Bundling a model (optional, but ideal for testing) #
First, create an assets folder at the root of your Flutter project if one doesn't exist, then register it in pubspec.yaml:
flutter:
assets:
- assets/
Download a compatible GGUF model — for example, this one — rename it model.gguf, and place it in the assets folder.
To access assets at runtime, add path_provider:
flutter pub add path_provider
Then copy the model to the app's documents directory:
import 'dart:io';
import 'package:flutter/services.dart';
import 'package:path_provider/path_provider.dart';
import 'package:nobodywho/nobodywho.dart' as nobodywho;
final dir = await getApplicationDocumentsDirectory();
final model = File('${dir.path}/model.gguf');
if (!await model.exists()) {
final data = await rootBundle.load('assets/model.gguf');
await model.writeAsBytes(data.buffer.asUint8List(), flush: true);
}
Use model.path in place of './model.gguf' in the examples below.
Chat #
final chat = await nobodywho.Chat.fromPath(modelPath: './model.gguf');
final msg = await chat.ask('Is water wet?').completed();
print(msg); // Yes, indeed, water is wet!
You can customize the chat with a system prompt, conversation history, and much more. See the Chat documentation for details.
Tool Calling #
Give your LLM the ability to interact with the outside world by defining tools:
import 'dart:math' as math;
import 'package:nobodywho/nobodywho.dart' as nobodywho;
final circleAreaTool = nobodywho.Tool(
name: "circle_area",
description: "Calculates the area of a circle given its radius",
function: ({ required double radius }) {
final area = math.pi * radius * radius;
return "Circle with radius $radius has area ${area.toStringAsFixed(2)}";
}
);
final getWeatherTool = AiTool(
name: "get_weather",
description: "Get the weather of a city",
function: ({required String city}) async {
final weather = await fetchWeather(city);
return weather;
},
);
final chat = await nobodywho.Chat.fromPath(
modelPath: './model.gguf',
tools: [circleAreaTool, getWeatherTool],
);
final response = await chat.ask('What is the area of a circle with a radius of 2?').completed();
print(response);
See the Tool Calling documentation for more.
Sampling #
The model outputs a probability distribution over possible tokens. A sampler determines how the next token is selected from that distribution. You can configure sampling to improve output quality or constrain outputs to a specific format (e.g. JSON):
final chat = await nobodywho.Chat.fromPath(
modelPath: "./model.gguf",
sampler: nobodywho.SamplerPresets.temperature(temperature: 0.2), // Lower = more deterministic
);
See the Sampling documentation for more.
Embeddings & RAG #
For semantic search, document similarity, or retrieval-augmented generation (RAG), NobodyWho supports embeddings and cross-encoders.

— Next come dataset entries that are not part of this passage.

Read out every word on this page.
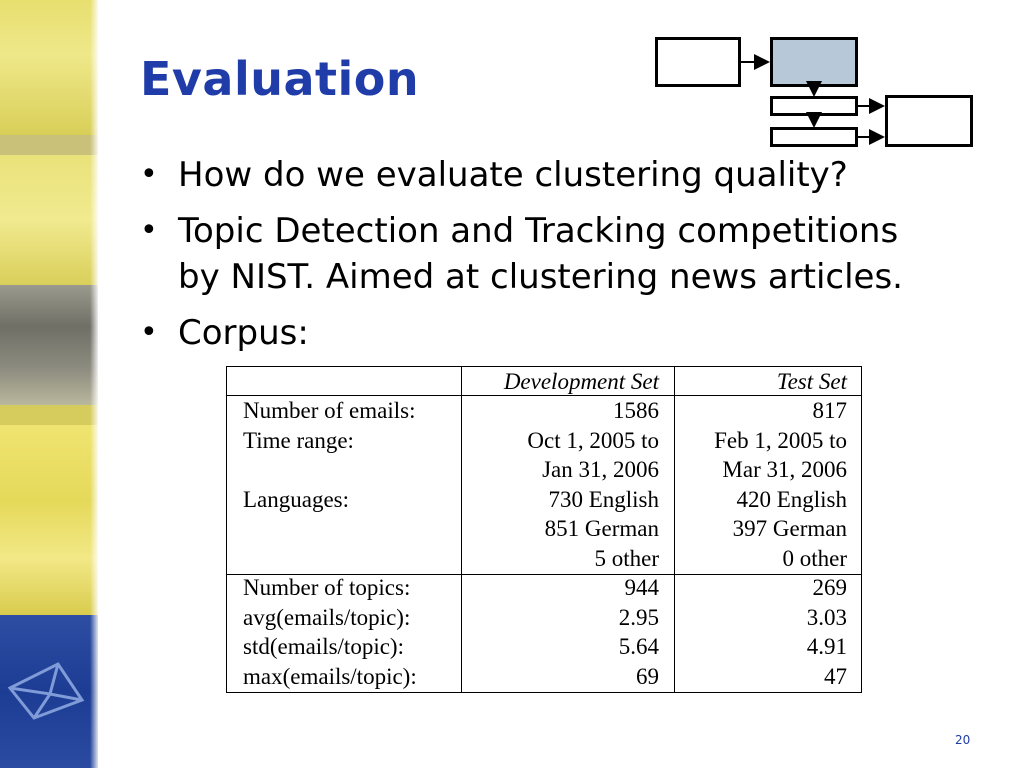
Evaluation
• How do we evaluate clustering quality?
• Topic Detection and Tracking competitions by NIST. Aimed at clustering news articles.
• Corpus:
Development Set	Test Set
Number of emails:	1586	817
Time range:	Oct 1, 2005 to	Feb 1, 2005 to
Jan 31, 2006	Mar 31, 2006
Languages:	730 English	420 English
851 German	397 German
5 other	0 other
Number of topics:	944	269
avg(emails/topic):	2.95	3.03
std(emails/topic):	5.64	4.91
max(emails/topic):	69	47
20
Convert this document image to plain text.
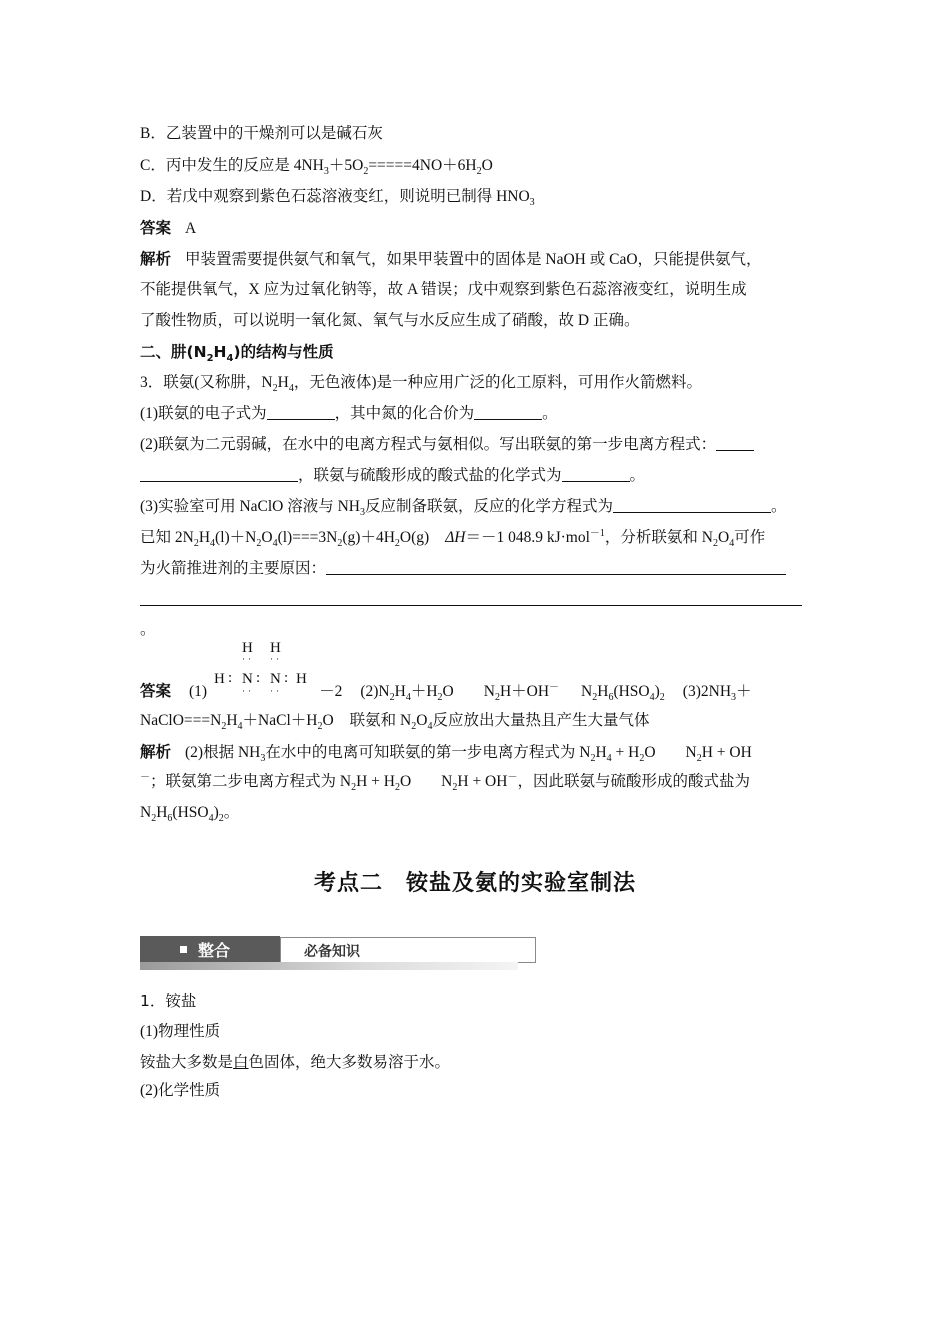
B．乙装置中的干燥剂可以是碱石灰
C．丙中发生的反应是 $4NH_3+5O_2=====4NO+6H_2O$
D．若戊中观察到紫色石蕊溶液变红，则说明已制得 $HNO_3$
答案 A
解析 甲装置需要提供氨气和氧气，如果甲装置中的固体是 NaOH 或 CaO，只能提供氨气，
不能提供氧气，X 应为过氧化钠等，故 A 错误；戊中观察到紫色石蕊溶液变红，说明生成
了酸性物质，可以说明一氧化氮、氧气与水反应生成了硝酸，故 D 正确。
二、肼$(N_2H_4)$的结构与性质
3．联氨(又称肼，$N_2H_4$，无色液体)是一种应用广泛的化工原料，可用作火箭燃料。
(1)联氨的电子式为	，其中氮的化合价为	。
(2)联氨为二元弱碱，在水中的电离方程式与氨相似。写出联氨的第一步电离方程式：
，联氨与硫酸形成的酸式盐的化学式为	。
(3)实验室可用 NaClO 溶液与 $NH_3$反应制备联氨，反应的化学方程式为	。
已知 $2N_2H_4(l)+N_2O_4(l)===3N_2(g)+4H_2O(g)$ ΔH＝－1 048.9 kJ·mol$^{-1}$，分析联氨和 $N_2O_4$可作
为火箭推进剂的主要原因：
。
H H
·· ··
H : N : N : H
·· ··
答案 (1)	－2 $(2)N_2H_4+H_2O$ $N_2H+OH^-$ $N_2H_6(HSO_4)_2$ $(3)2NH_3+$
$NaClO===N_2H_4+NaCl+H_2O$ 联氨和 $N_2O_4$反应放出大量热且产生大量气体
解析 (2)根据 $NH_3$在水中的电离可知联氨的第一步电离方程式为 $N_2H_4 + H_2O$ $N_2H$ + OH
－；联氨第二步电离方程式为 $N_2H + H_2O$ $N_2H + OH^-$，因此联氨与硫酸形成的酸式盐为
$N_2H_6(HSO_4)_2$。
考点二　铵盐及氨的实验室制法
整合	必备知识
1．铵盐
(1)物理性质
铵盐大多数是白色固体，绝大多数易溶于水。
(2)化学性质
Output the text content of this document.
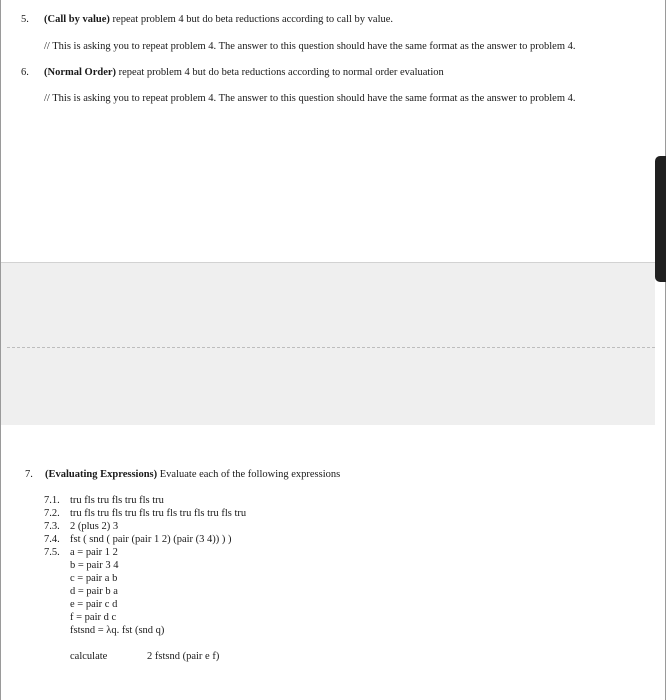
5. (Call by value) repeat problem 4 but do beta reductions according to call by value.
// This is asking you to repeat problem 4. The answer to this question should have the same format as the answer to problem 4.
6. (Normal Order) repeat problem 4 but do beta reductions according to normal order evaluation
// This is asking you to repeat problem 4. The answer to this question should have the same format as the answer to problem 4.
7. (Evaluating Expressions) Evaluate each of the following expressions
7.1. tru fls tru fls tru fls tru
7.2. tru fls tru fls tru fls tru fls tru fls tru fls tru
7.3. 2 (plus 2) 3
7.4. fst ( snd ( pair (pair 1 2) (pair (3 4)) ) )
7.5. a = pair 1 2
b = pair 3 4
c = pair a b
d = pair b a
e = pair c d
f = pair d c
fstsnd = λq. fst (snd q)
calculate	2 fstsnd (pair e f)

Here's a complete example building a customer service assistant with access to a company knowledge base:
import 'package:nobodywho/nobodywho.dart' as nobodywho;
Future<void> main() async {
// Initialize the cross-encoder for document ranking
// Recommended model: https://huggingface.co/gpustack/bge-reranker-v2-m3-GGUF/resolve/main/bge-reranker-v2-m3-Q8_0.gguf
final crossencoder = await nobodywho.CrossEncoder.fromPath(modelPath: './reranker-model.gguf');
final knowledge = [
"Our company offers a 30-day return policy for all products",
"Free shipping is available on orders over \$50",
"Customer support is available via email and phone",
"We accept credit cards, PayPal, and bank transfers",
"Order tracking is available through your account dashboard",
];
final searchKnowledgeTool = nobodywho.Tool(
name: "search_knowledge",
description: "Search the knowledge base for relevant information",
function: ({required String query}) async {
final ranked = await crossencoder.rankAndSort(query: query, documents: knowledge);
final topDocs = ranked.take(3).map((e) => e.$1).toList();
return topDocs.join("\n");
},
);
final chat = await nobodywho.Chat.fromPath(
modelPath: './model.gguf',
systemPrompt: "You are a customer service assistant. Use the search_knowledge tool to find relevant information from our policies before answering customer questions.",
tools: [searchKnowledgeTool],
);
final response = await chat.ask("What is your return policy?").completed();
print(response);
}
See the Embeddings & RAG documentation for more.